A $14,000 Purse? Are You Kidding?!?
A few weeks ago on “Housewives of New York” on the Bravo TV network, one of the “housewives” held up a purse her husband apparently bought her as a birthday gift. It still had the price tag on it. $14,000.!!
$14,000 for a purse?!? As if we’re supposed to aspire to that. As if we’re supposed to feel “not good enough” if we can’t afford that extravagance.
Geez, for $14,000 a lot of people could have an amazing excellent adventure and tramp halfway around the world. Or, pay to go back to school. Or, a lot of things.
I was reading the New York Times and discovered an article with the headline, “But Will it Make You Happy?”
The article started with a story of an uber-frugal, young couple who scaled back on everything and paid off $30,000 in debt (some college loans) in three years. Times writer Stephanie Rosenbloom writes, “Now the couple have money to travel and contribute to the education funds of nieces and nephews. Because their debt is paid off, Ms. Strobel works fewer hours, giving her time to be outdoors, and volunteer, which she does about four hours a week for a nonprofit outreach program.”
If you have the money to keep shopping AND enjoy an excellent adventure more power to you. For most of us, trade-offs must be made. Those trade-offs are at the core of lifestyle design.
Rosenbloom writes, “Conspicuous consumption has been an object of fascination going back at least as far as 1899, when Thorstein Veblen published ‘The Theory of the Leisure Class,’ a book that analyzed, how people spent their money to demonstrate their social status.”
“One recent study discovered spending money for an experience — concert tickets, French lessons, sushi-rolling classes, a hotel room in Monaco — produces longer-lasting satisfaction than spending money on plain old stuff.”
“One reason paying for experiences gives us longer-lasting happiness because we reminisce, researchers say. That’s true for even the most middling experiences. That trip to Rome during which you waited in endless lines, broke your camera and argued with your spouse will be airbrushed with ‘rosy recollection,’ says Sonja Lyubomirsky, a psychology professor at the University of California, Riverside.”

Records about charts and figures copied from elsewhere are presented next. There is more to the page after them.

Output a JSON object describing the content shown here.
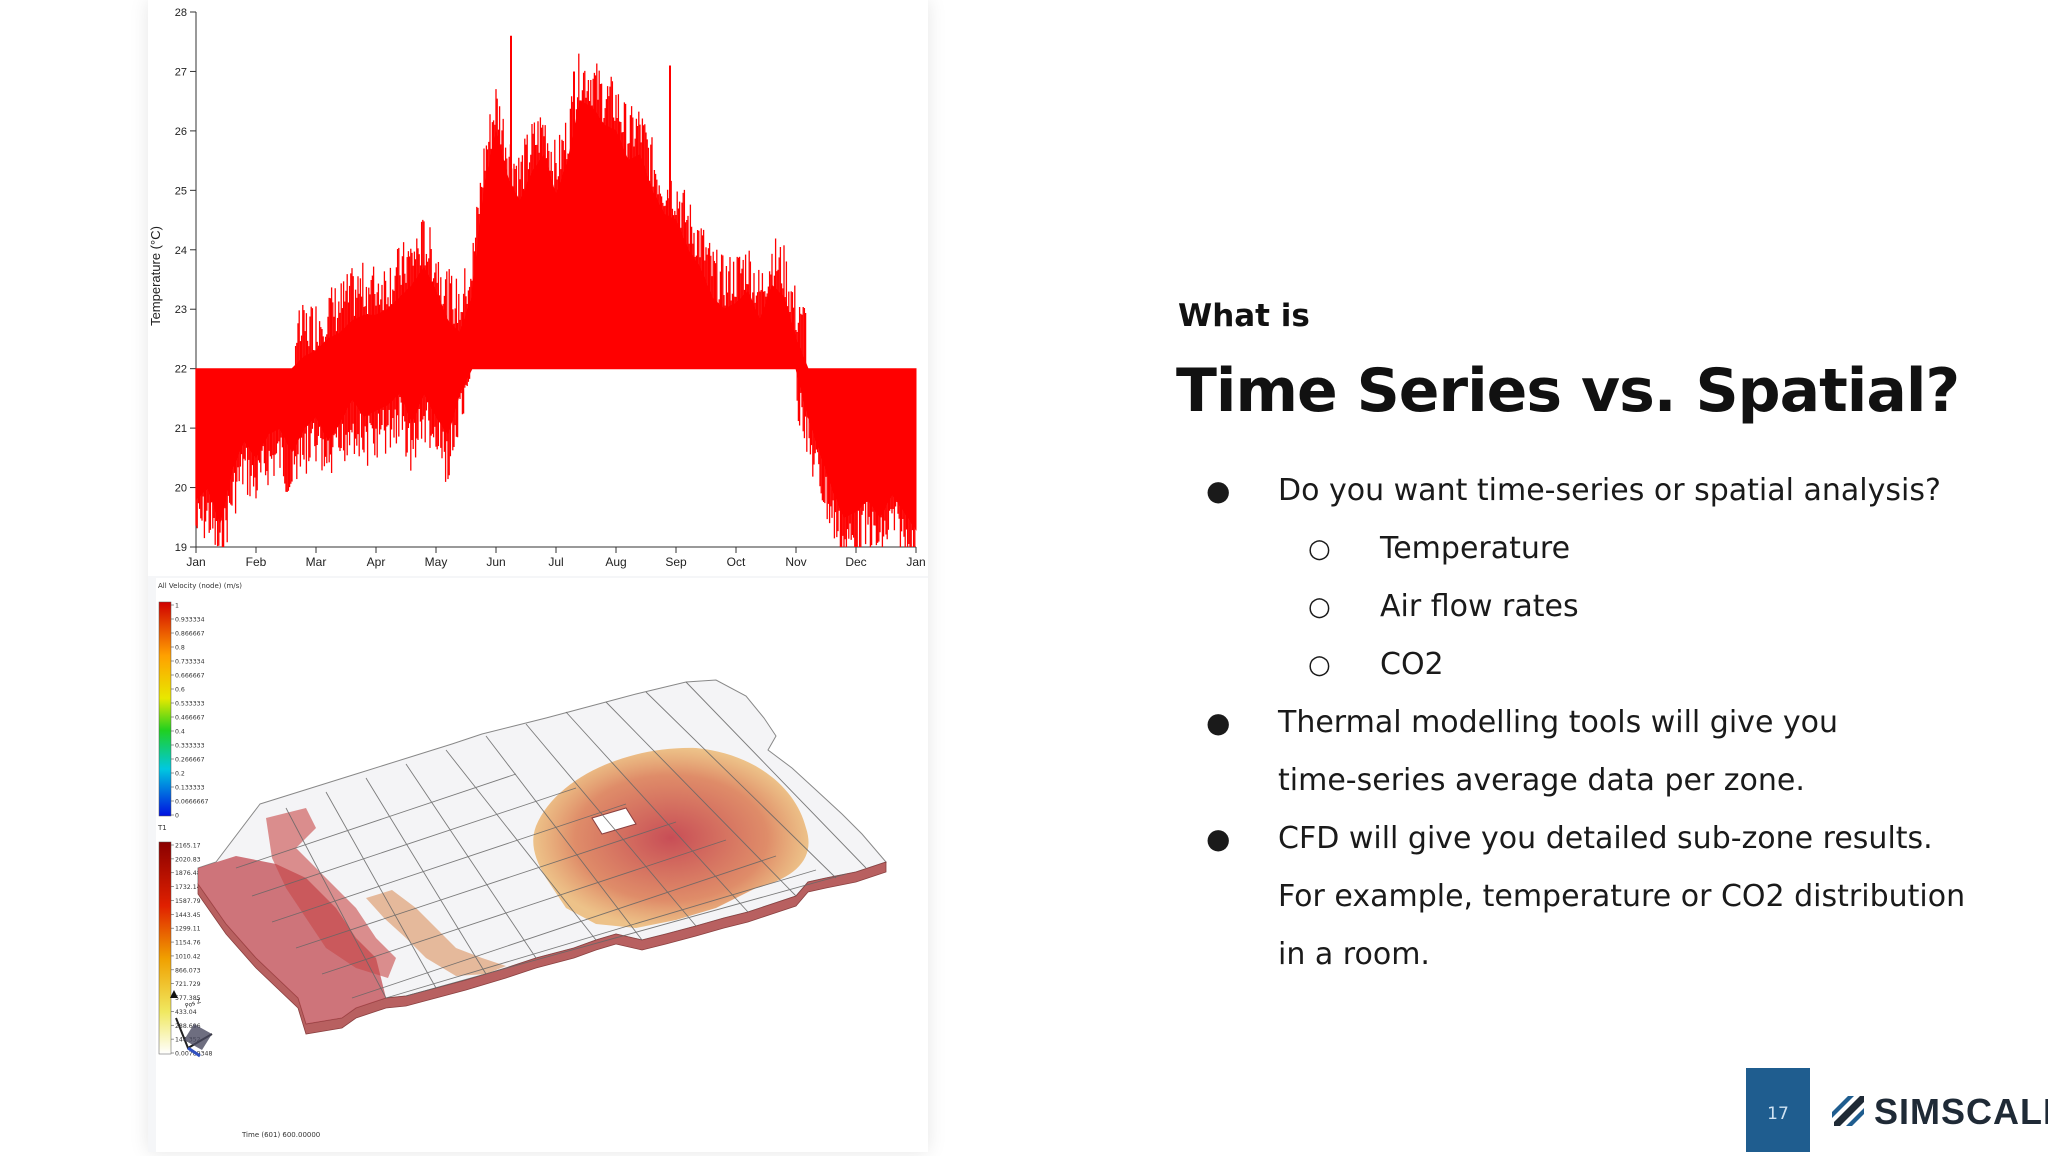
{
  "slide": {
    "kicker": "What is",
    "title": "Time Series vs. Spatial?",
    "bullets": [
      {
        "level": 1,
        "marker": "●",
        "text": "Do you want time-series or spatial analysis?"
      },
      {
        "level": 2,
        "marker": "○",
        "text": "Temperature"
      },
      {
        "level": 2,
        "marker": "○",
        "text": "Air flow rates"
      },
      {
        "level": 2,
        "marker": "○",
        "text": "CO2"
      },
      {
        "level": 1,
        "marker": "●",
        "text": "Thermal modelling tools will give you"
      },
      {
        "level": 1,
        "marker": "",
        "text": "time-series average data per zone."
      },
      {
        "level": 1,
        "marker": "●",
        "text": "CFD will give you detailed sub-zone results."
      },
      {
        "level": 1,
        "marker": "",
        "text": "For example, temperature or CO2 distribution"
      },
      {
        "level": 1,
        "marker": "",
        "text": "in a room."
      }
    ],
    "page_number": "17",
    "logo_text": "SIMSCALE",
    "colors": {
      "brand": "#1f5d8f",
      "series": "#ff0000"
    }
  },
  "chart_data": {
    "type": "area",
    "title": "",
    "xlabel": "",
    "ylabel": "Temperature (°C)",
    "ylim": [
      19,
      28
    ],
    "yticks": [
      "19",
      "20",
      "21",
      "22",
      "23",
      "24",
      "25",
      "26",
      "27",
      "28"
    ],
    "xticks": [
      "Jan",
      "Feb",
      "Mar",
      "Apr",
      "May",
      "Jun",
      "Jul",
      "Aug",
      "Sep",
      "Oct",
      "Nov",
      "Dec",
      "Jan"
    ],
    "baseline": 22,
    "series": [
      {
        "color": "#ff0000",
        "x_month": [
          0,
          0.2,
          0.4,
          0.6,
          0.8,
          1.0,
          1.2,
          1.4,
          1.6,
          1.8,
          2.0,
          2.2,
          2.4,
          2.6,
          2.8,
          3.0,
          3.2,
          3.4,
          3.6,
          3.8,
          4.0,
          4.2,
          4.4,
          4.6,
          4.8,
          5.0,
          5.2,
          5.4,
          5.6,
          5.8,
          6.0,
          6.2,
          6.4,
          6.6,
          6.8,
          7.0,
          7.2,
          7.4,
          7.6,
          7.8,
          8.0,
          8.2,
          8.4,
          8.6,
          8.8,
          9.0,
          9.2,
          9.4,
          9.6,
          9.8,
          10.0,
          10.2,
          10.4,
          10.6,
          10.8,
          11.0,
          11.2,
          11.4,
          11.6,
          11.8,
          12.0
        ],
        "high": [
          22.0,
          22.0,
          22.0,
          22.0,
          22.0,
          22.0,
          22.0,
          22.0,
          22.0,
          22.2,
          22.3,
          22.5,
          22.6,
          22.8,
          22.9,
          22.9,
          23.0,
          23.2,
          23.4,
          23.7,
          23.3,
          22.8,
          22.6,
          23.2,
          25.0,
          26.0,
          25.2,
          24.8,
          25.3,
          25.6,
          24.9,
          25.5,
          26.5,
          26.4,
          26.1,
          26.0,
          25.5,
          25.6,
          25.0,
          24.6,
          24.5,
          24.0,
          23.7,
          23.2,
          23.0,
          23.1,
          23.3,
          22.8,
          23.4,
          23.2,
          22.5,
          22.0,
          22.0,
          22.0,
          22.0,
          22.0,
          22.0,
          22.0,
          22.0,
          22.0,
          22.0
        ],
        "low": [
          19.8,
          20.0,
          19.4,
          20.3,
          20.8,
          20.5,
          20.9,
          21.0,
          20.6,
          21.0,
          21.2,
          20.8,
          21.1,
          21.5,
          21.2,
          21.3,
          21.4,
          21.6,
          21.1,
          21.6,
          21.2,
          20.9,
          21.6,
          22.0,
          22.0,
          22.0,
          22.0,
          22.0,
          22.0,
          22.0,
          22.0,
          22.0,
          22.0,
          22.0,
          22.0,
          22.0,
          22.0,
          22.0,
          22.0,
          22.0,
          22.0,
          22.0,
          22.0,
          22.0,
          22.0,
          22.0,
          22.0,
          22.0,
          22.0,
          22.0,
          22.0,
          21.2,
          20.6,
          20.0,
          19.5,
          19.6,
          19.8,
          19.5,
          19.9,
          19.6,
          19.3
        ]
      }
    ],
    "peaks": [
      {
        "x_month": 5.25,
        "y": 27.6
      },
      {
        "x_month": 7.9,
        "y": 27.1
      },
      {
        "x_month": 6.3,
        "y": 27.0
      }
    ]
  },
  "cfd_legend": {
    "velocity_title": "All Velocity (node) (m/s)",
    "velocity_values": [
      "1",
      "0.933334",
      "0.866667",
      "0.8",
      "0.733334",
      "0.666667",
      "0.6",
      "0.533333",
      "0.466667",
      "0.4",
      "0.333333",
      "0.266667",
      "0.2",
      "0.133333",
      "0.0666667",
      "0"
    ],
    "temp_title": "T1",
    "temp_values": [
      "2165.17",
      "2020.83",
      "1876.48",
      "1732.14",
      "1587.79",
      "1443.45",
      "1299.11",
      "1154.76",
      "1010.42",
      "866.073",
      "721.729",
      "577.385",
      "433.04",
      "288.696",
      "144.352",
      "0.00789348"
    ],
    "time_label": "Time (601) 600.00000",
    "axis_label": "Pos Z"
  }
}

“Before credit cards enabled consumers to have almost anything they wanted any time, shopping was richer, says Ms. Liebmann of WSL Strategic Retail. ‘You saved for it, you anticipated it,’ she says.”
“Buying luxury goods becomes an endless cycle of one-upmanship. The neighbors have a fancy new car – now you want one, too. A study published in June in Psychological Science found wealth interferes with people’s ability to savor positive emotions and experiences.”
My rule: never fall in love with something or someone that doesn’t have the ability or the inclination to love you back.
So, next time you’re compelled to plunk down a credit card for the hottest Gadget Dujour or must-have sky high heels, stop. Ask yourself a few questions:
• What will you use it for?
• Is the latest model honestly THAT much better?
• Or, is it about scoring “cool points.”
• Are you willing to get rid of something old before buying something new?
• How long will it take to pay off?
You’re smart enough to avoid craving $14,000 purses, right? However even gadgets that cost a few hundred dollars here and a few hundred dollars there – all add up. Consider how much faster you’ll experience your own excellent adventure if you spend on what really counts for you.